One possible assembler implementation is as follows.

  ; assume edx = k, ebx = p, ecx = s
  ; result is in eax
  mov     eax, edx
  sar     edx, cl        ; k >> s
  and     eax, ebx       ; k & p
  add     eax, edx       ; eax is i = (k & p) + (k >> s)
  mov     edx, eax       ; edx is also i
  sub     edx, ebx       ; i - p
  cmp     eax, ebx       ; only if (i >= p)
  cmovge  eax, edx       ; then eax is (i-p)

Note that with the help of CMOVGE (6 cycles latency on Pentium 4), there is no need for real branching (which is expensive). Although the code is longer compared to the IDIV version, it executes much faster. Still faster if the range k is limited so that only a decrement operator is needed. Even faster of course if p is constant.

Last time I used this is for hash table (micro)optimization, because the number of stored items is known and I can live with a table whose size is a Mersenne prime. That's indeed a very special case only.

BTW this is off-topic, but thanks for those who mailed/texted me after this post. Nothing happened to me, I'm just fine. Those lines are from Keane's latest single (guess which one?), picked for no particular reason other that it's a good ballad.

6 comments:

Anonymous said...

Pretty neat.

Anonymous said...

Don't constain your hash-tables just accept floating point conversions:

float d = k / p;
return (k - ((int)d*p));

about 6 assember instructions with 8 clocks latency.

Anonymous said...

if p is constant, let the compiler optimise the division/modulus for you.
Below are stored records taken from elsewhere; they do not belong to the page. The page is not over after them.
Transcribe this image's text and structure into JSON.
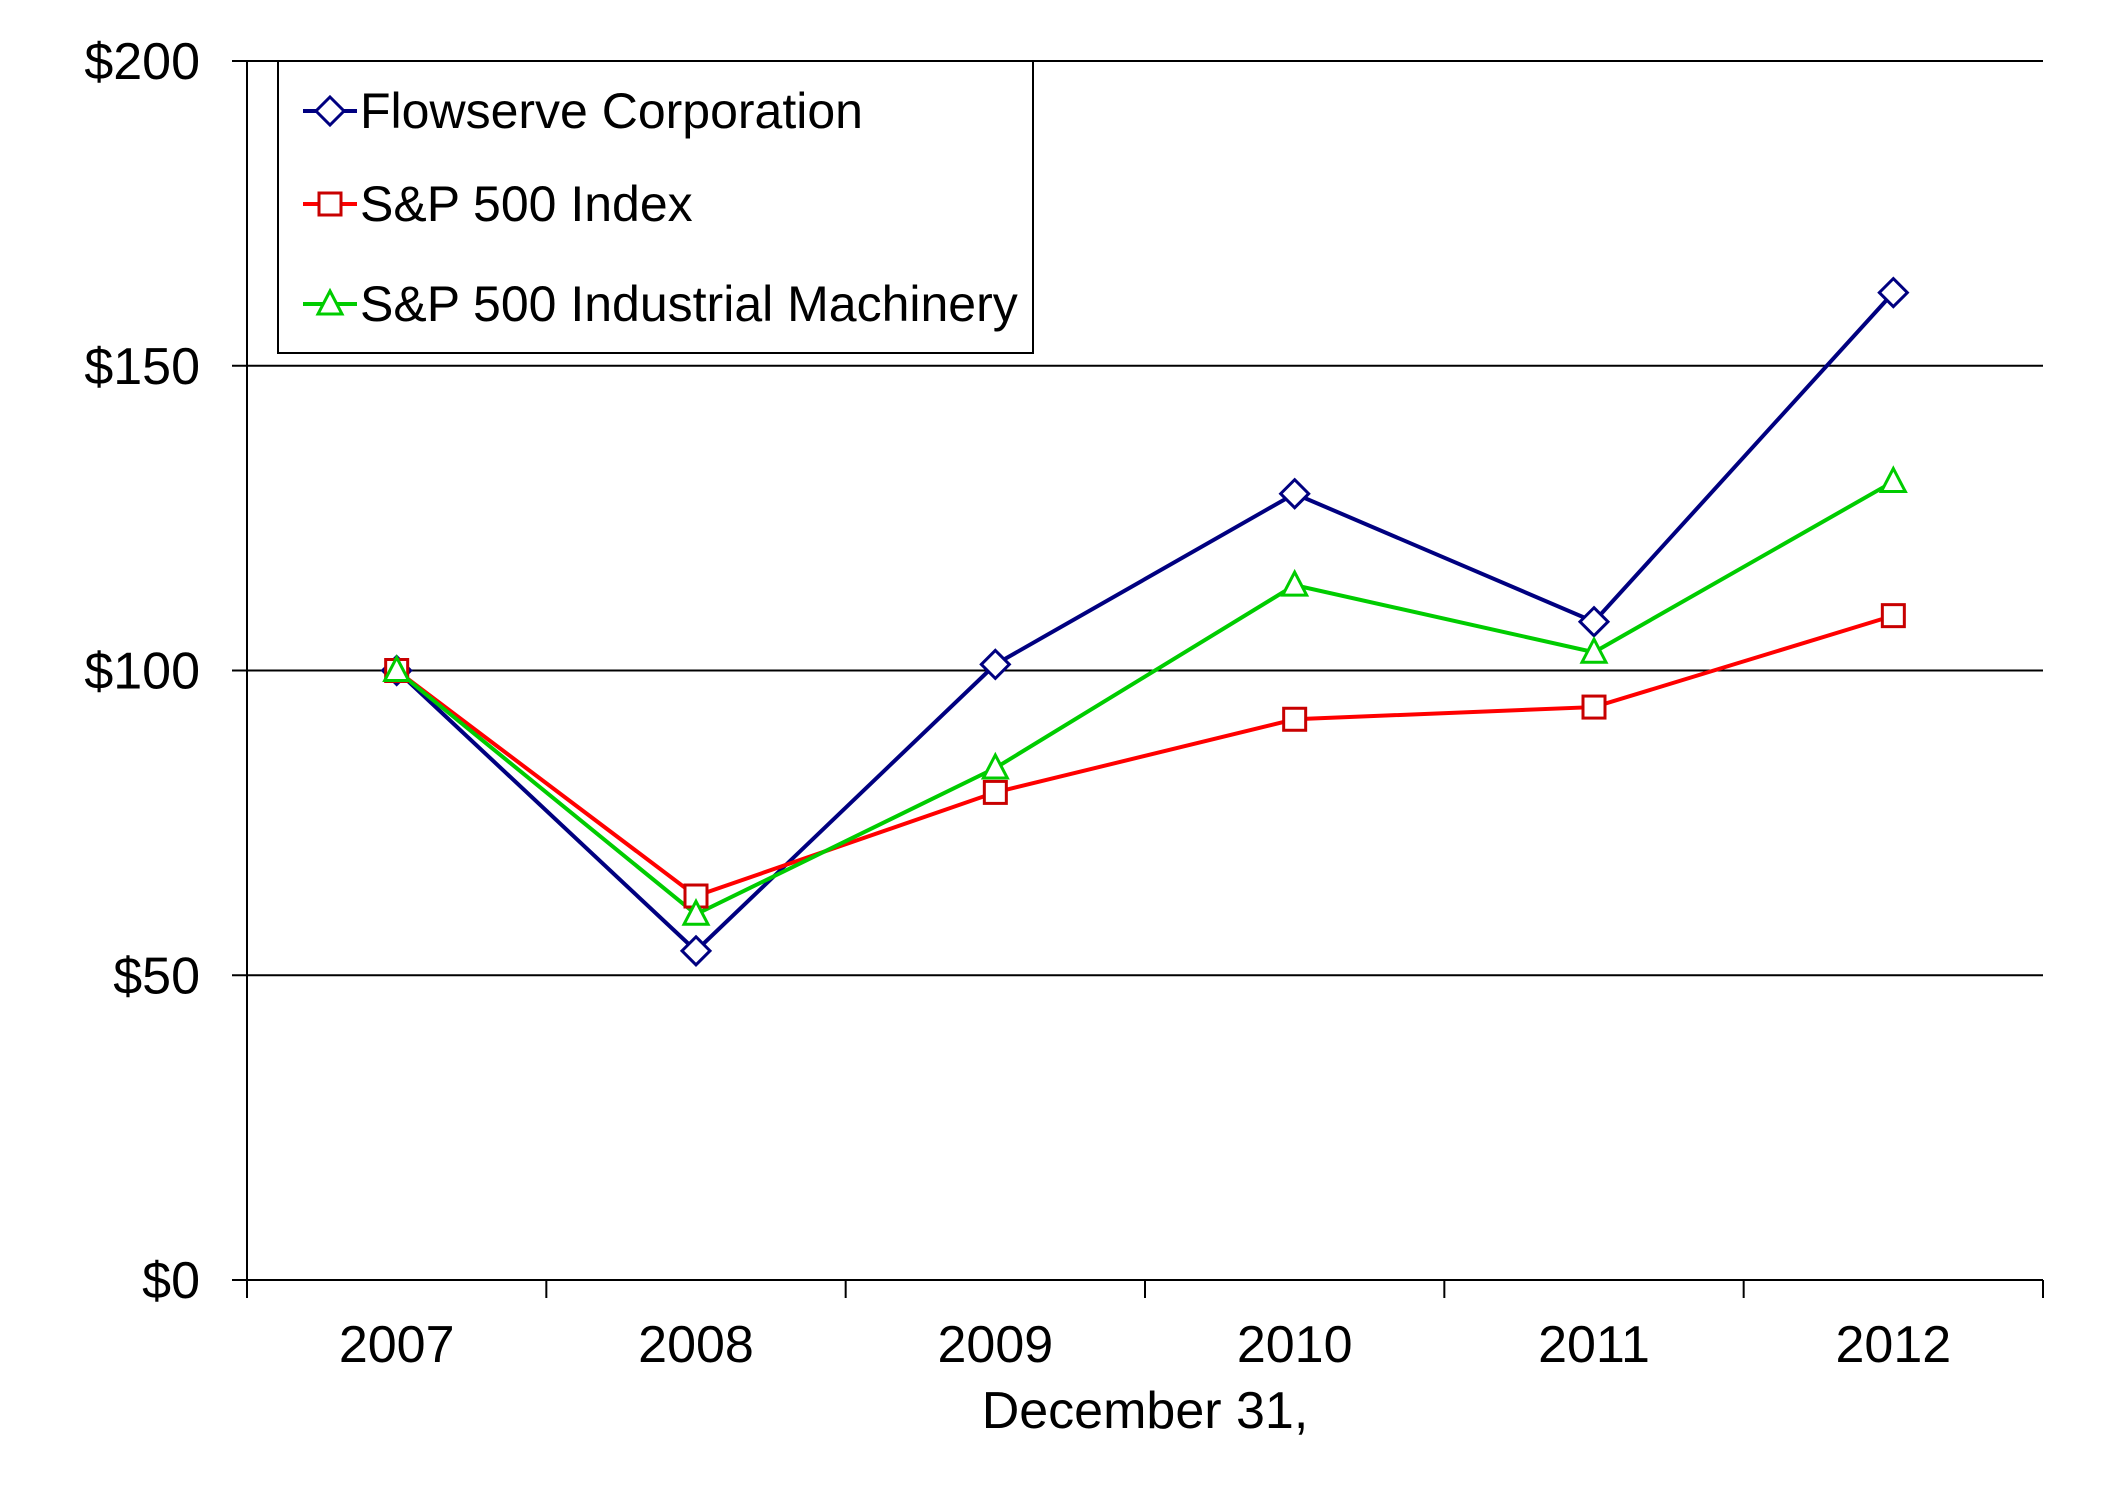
{
  "page": {
    "background": "#FFFFFF",
    "text_color": "#000000",
    "grid_color": "#000000"
  },
  "chart_data": {
    "type": "line",
    "title": "",
    "xlabel": "December 31,",
    "ylabel": "",
    "ylim": [
      0,
      200
    ],
    "grid": "horizontal-only",
    "y_ticks": [
      {
        "value": 0,
        "label": "$0"
      },
      {
        "value": 50,
        "label": "$50"
      },
      {
        "value": 100,
        "label": "$100"
      },
      {
        "value": 150,
        "label": "$150"
      },
      {
        "value": 200,
        "label": "$200"
      }
    ],
    "categories": [
      "2007",
      "2008",
      "2009",
      "2010",
      "2011",
      "2012"
    ],
    "legend": {
      "position": "top-left-inside",
      "border": true,
      "background": "#FFFFFF"
    },
    "series": [
      {
        "name": "Flowserve Corporation",
        "marker": "diamond",
        "line_color": "#000080",
        "marker_color": "#000080",
        "values": [
          100,
          54,
          101,
          129,
          108,
          162
        ]
      },
      {
        "name": "S&P 500 Index",
        "marker": "square",
        "line_color": "#FF0000",
        "marker_color": "#C80000",
        "values": [
          100,
          63,
          80,
          92,
          94,
          109
        ]
      },
      {
        "name": "S&P 500 Industrial Machinery",
        "marker": "triangle",
        "line_color": "#00CC00",
        "marker_color": "#00CC00",
        "values": [
          100,
          60,
          84,
          114,
          103,
          131
        ]
      }
    ]
  }
}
Including the case where p is a Mersenne prime.

Anonymous said...

I dont think the trick works.
example if I want k%7 and k=500
then your prog gives 66-7=59
intstead we should make another
call to the function on 66

Ariya Hidayat said...

I added some clarification on the range where the trick can work.

Anonymous said...

You can use the SSE2 instruction pmaddwd to do the shifts (as multiplies) and adds in a single instruction with a latency of 3 cycles. Even if you only need one of the 4 results and need a 'movd reg,xmmreg', this should be faster than using GPRs.